Fluent was built by Cameron Adams, lead designer on Google Wave, Dhanji Prasanna, who worked on Wave’s search function, and Jochen Bekmann, that project’s tech lead. But the features that most defined Wave are largely conspicuous by their absence from Fluent. Whereas Google Wave hooked those that liked it by being built up and rich in features, the trio’s new project feels well-designed by dint of being stripped down. Wave was a bit like a chronometer watch that exposes some of its oh-so-clever workings. You could sense the code at work when you saw a message reform itself in real time as a distant person typed and made edits. Fluent is surely not built with beginner’s code, but the software engineering skill is hidden behind a plain, well-focused exterior. The flashiest thing is the “instant” search, which finds results as you type like Google Instant—the Web search results that appear as you type a query into Google. The same functionality is not available with Gmail.

That’s not to say that Fluent is purely a nice interface. It also steers a user to use e-mail differently, and that has echoes of Wave. One goal of that project was to make online communication more like collaborating with a person around a table in real life. Fluent has a similar effect by making threads of replies to a message feel more interactive and chatty. There is very little in between the content of a message and the replies below, which look something like comments on a Facebook update. I liked that, and think it led to my replying more promptly to some messages by lowering the perceived barrier to composing a message.

Making e-mail more casual is not without drawbacks, though. One conceptual problem for this writer was the tension between the fact that Facebook and Twitter streams are ephemeral, and you are not supposed to read every update, and e-mail is not. People take e-mails much more seriously than they do social media posts, despite the way Fluent looks. Making the default behavior of the reply box to be “reply all” adds to that potential culture clash.
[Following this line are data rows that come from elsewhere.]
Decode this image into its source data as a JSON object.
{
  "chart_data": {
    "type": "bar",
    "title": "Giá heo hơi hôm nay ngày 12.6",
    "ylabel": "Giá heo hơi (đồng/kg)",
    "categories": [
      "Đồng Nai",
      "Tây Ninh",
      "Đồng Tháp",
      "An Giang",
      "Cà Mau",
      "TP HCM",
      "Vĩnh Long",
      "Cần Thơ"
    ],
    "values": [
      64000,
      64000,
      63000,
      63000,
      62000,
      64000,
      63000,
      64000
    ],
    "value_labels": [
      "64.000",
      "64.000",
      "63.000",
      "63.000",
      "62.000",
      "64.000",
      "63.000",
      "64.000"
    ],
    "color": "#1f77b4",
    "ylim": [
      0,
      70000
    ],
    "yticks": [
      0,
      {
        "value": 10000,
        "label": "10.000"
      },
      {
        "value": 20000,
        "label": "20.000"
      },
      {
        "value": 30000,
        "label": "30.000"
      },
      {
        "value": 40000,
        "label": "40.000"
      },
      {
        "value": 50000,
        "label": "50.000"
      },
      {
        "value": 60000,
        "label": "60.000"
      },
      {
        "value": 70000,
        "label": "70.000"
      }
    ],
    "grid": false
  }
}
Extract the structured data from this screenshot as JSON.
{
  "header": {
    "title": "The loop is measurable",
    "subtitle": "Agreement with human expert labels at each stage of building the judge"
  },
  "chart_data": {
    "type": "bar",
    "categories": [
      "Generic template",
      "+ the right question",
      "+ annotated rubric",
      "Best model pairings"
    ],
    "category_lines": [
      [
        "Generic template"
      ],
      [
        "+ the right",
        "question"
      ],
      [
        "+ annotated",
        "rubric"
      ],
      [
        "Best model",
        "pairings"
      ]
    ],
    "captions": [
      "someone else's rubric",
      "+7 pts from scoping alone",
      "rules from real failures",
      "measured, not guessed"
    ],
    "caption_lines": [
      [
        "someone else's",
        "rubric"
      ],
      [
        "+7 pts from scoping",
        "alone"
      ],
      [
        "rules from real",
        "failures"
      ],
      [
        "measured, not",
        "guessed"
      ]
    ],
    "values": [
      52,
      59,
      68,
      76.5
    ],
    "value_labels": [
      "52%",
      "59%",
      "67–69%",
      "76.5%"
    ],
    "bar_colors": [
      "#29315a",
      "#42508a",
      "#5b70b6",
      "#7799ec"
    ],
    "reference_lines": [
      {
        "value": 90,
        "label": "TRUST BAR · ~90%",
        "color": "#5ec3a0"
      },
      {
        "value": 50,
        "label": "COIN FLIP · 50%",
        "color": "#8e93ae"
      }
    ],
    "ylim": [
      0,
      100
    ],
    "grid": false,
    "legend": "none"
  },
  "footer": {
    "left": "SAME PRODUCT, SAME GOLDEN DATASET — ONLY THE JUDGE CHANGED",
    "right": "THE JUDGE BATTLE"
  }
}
Fluent has received other good reviews, and a search of Twitter comments turned up no gripes. But the current waitlist for the beta is over two months. Anyone wanting to try a new look Gmail right away might instead look to Zeromail, a service from another Australian startup. It’s less visually appealing than Fluent but also shows e-mail as a stream and adds novel features of its own. Most impressive is an ability to automatically put “notification” e-mails, such as sent by Twitter or Facebook, and “newsletters,” like Groupon, into separate, dedicated categories. That leaves the main inbox looking much more human.

That such a facelift of Gmail feels necessary is an indication of just how much things have changed since Google launched the service in 2004. Gmail instantly outmoded all other Web-based e-mail, and arguably still leads in terms of features and user experience. But the way we use the Web to communicate has changed significantly since 2004. Fluent and Zeromail are nice attempts to bring e-mail in line with that, but ultimately the thought behind Google Wave may still be right: e-mail is an anachronism.